Now, as 2017 approaches, it appears that stock pickers have been filled with a renewed optimism. An increasing number of active fund managers are optimistic that they will be able to take advantage of changing market conditions following the US election to press their edge in stock selection in 2017.
“A market previously obsessed with low inflation and bond proxies has to adjust rapidly to a world of rising bond yields and a potential shift away from monetary to fiscal policy,’’ says Dylan Ball, the manager of the Templeton Euroland fund.
This outlook has in part been stoked by the sharp rally in previously unloved cyclically-exposed shares and banks since November that has powered all four major US equity barometers into record territory. The S&P 500 financials sector for example has risen nearly 20 per cent since the US election while the broad market has risen nearly 6 per cent.
For several years stock pickers who tried to identify cheaply priced equities that they thought would outperform the broader market struggled as these beaten down stocks tended to stay cheap.

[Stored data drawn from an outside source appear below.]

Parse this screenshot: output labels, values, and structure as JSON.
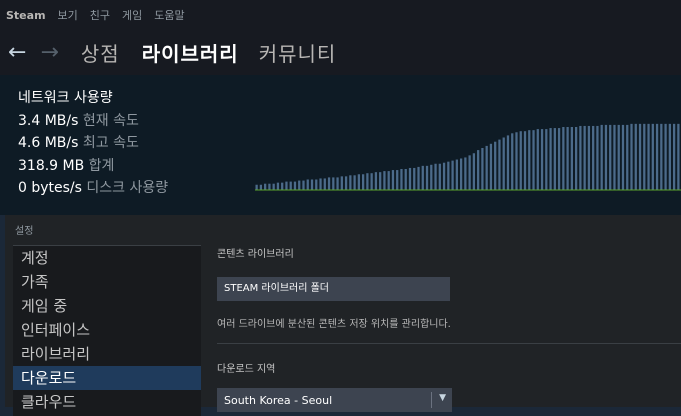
{
  "menubar": {
    "app": "Steam",
    "items": [
      "보기",
      "친구",
      "게임",
      "도움말"
    ]
  },
  "nav": {
    "tabs": {
      "store": "상점",
      "library": "라이브러리",
      "community": "커뮤니티"
    }
  },
  "downloads": {
    "heading": "네트워크 사용량",
    "current_speed": {
      "value": "3.4 MB/s",
      "label": "현재 속도"
    },
    "peak_speed": {
      "value": "4.6 MB/s",
      "label": "최고 속도"
    },
    "total": {
      "value": "318.9 MB",
      "label": "합계"
    },
    "disk": {
      "value": "0 bytes/s",
      "label": "디스크 사용량"
    },
    "graph_levels": [
      0.05,
      0.05,
      0.06,
      0.06,
      0.06,
      0.07,
      0.07,
      0.08,
      0.08,
      0.08,
      0.09,
      0.09,
      0.1,
      0.1,
      0.1,
      0.11,
      0.11,
      0.12,
      0.12,
      0.12,
      0.13,
      0.13,
      0.14,
      0.14,
      0.15,
      0.15,
      0.16,
      0.16,
      0.17,
      0.17,
      0.18,
      0.18,
      0.19,
      0.19,
      0.2,
      0.2,
      0.21,
      0.21,
      0.22,
      0.23,
      0.23,
      0.24,
      0.25,
      0.25,
      0.26,
      0.27,
      0.28,
      0.29,
      0.3,
      0.31,
      0.33,
      0.35,
      0.38,
      0.4,
      0.42,
      0.44,
      0.46,
      0.48,
      0.5,
      0.52,
      0.54,
      0.55,
      0.56,
      0.56,
      0.57,
      0.57,
      0.58,
      0.58,
      0.58,
      0.59,
      0.59,
      0.59,
      0.6,
      0.6,
      0.6,
      0.6,
      0.61,
      0.61,
      0.61,
      0.61,
      0.61,
      0.62,
      0.62,
      0.62,
      0.62,
      0.62,
      0.62,
      0.62,
      0.63,
      0.63,
      0.63,
      0.63,
      0.63,
      0.63,
      0.63,
      0.63,
      0.63,
      0.63,
      0.63,
      0.63
    ]
  },
  "settings": {
    "title": "설정",
    "sidebar": [
      "계정",
      "가족",
      "게임 중",
      "인터페이스",
      "라이브러리",
      "다운로드",
      "클라우드"
    ],
    "active_index": 5,
    "content": {
      "library_section": "콘텐츠 라이브러리",
      "library_button": "STEAM 라이브러리 폴더",
      "library_desc": "여러 드라이브에 분산된 콘텐츠 저장 위치를 관리합니다.",
      "region_section": "다운로드 지역",
      "region_value": "South Korea - Seoul"
    }
  },
  "colors": {
    "accent": "#1f3b5c",
    "graph_bar": "#4c6b8a",
    "graph_baseline": "#5ba32b"
  }
}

Many fund managers now expect that this process will start to reverse, meaning they can benefit from picking shares in so-called value companies that have lingered behind more exciting growth shares. Following the pronounced rally in these sorts of stocks over the past two months many are now positioning themselves for the trend to accelerate into next year.
“The market’s prior focus on higher quality/lower volatility stocks left these stocks very expensive and relative to value stocks they were near an all-time high — not too dissimilar to the level reached in March 2009,” says Mr Ball. “And the more value stocks in energy, financials and Europe have rallied, the more investors have had to buy into the rally to close down their relative performance risk. This looks set to continue”.
While the election of Donald Trump has triggered a rally in more cyclically exposed stocks, helping the portfolios of value-focused fund managers, this rotation has also resulted in other shares being left behind. This, in the eyes of some stock pickers, will provide opportunities for patient investors to buy quality companies that are momentarily out of fashion. Large technology companies have notably lagged behind the performance cyclicals and the broad market since November 8, as investors have rotated from growth into value shares.
“In the rush to buy all things cyclical in the wake of Brexit and then Trump’s victory, the market is giving us opportunities to reinforce strong long-term non-cyclical franchises,” says Simon Pickard, an emerging markets portfolio manager at the hedge fund Man GLG. “We have been reinforcing those stocks where we believe short-term pessimism has been overdone”.
The question for the institutional investors who must decide if they want to give these funds their money is — after several false dawns — whether the stock pickers’ renewed optimism is really justified. There have already been several attempts by these types of clients to time this over recent years.
In 2015 investors poured money into equity-focused hedge funds with these funds seeing the highest level of inflows of any single strategy. These funds added a total of $60.3bn of assets last year, according to data from Prequin.
This year faith in the skill of stock pickers has wavered once again as equity hedge fund strategies suffered from $27.4bn of outflows over the first three quarters. The amount of assets managed by the strategy, however, is still up for the year by 2.9 per cent, to $831bn, second only to funds with a macro strategy.
It does finally appear that the factors stock pickers have blamed for their struggles, such as low interest rates and central bank bond buying leading to high correlations between stocks, are receding. The challenge facing many stock picking hedge funds after years of mediocre returns is whether they can convince sceptical clients that this time, finally, it will be different.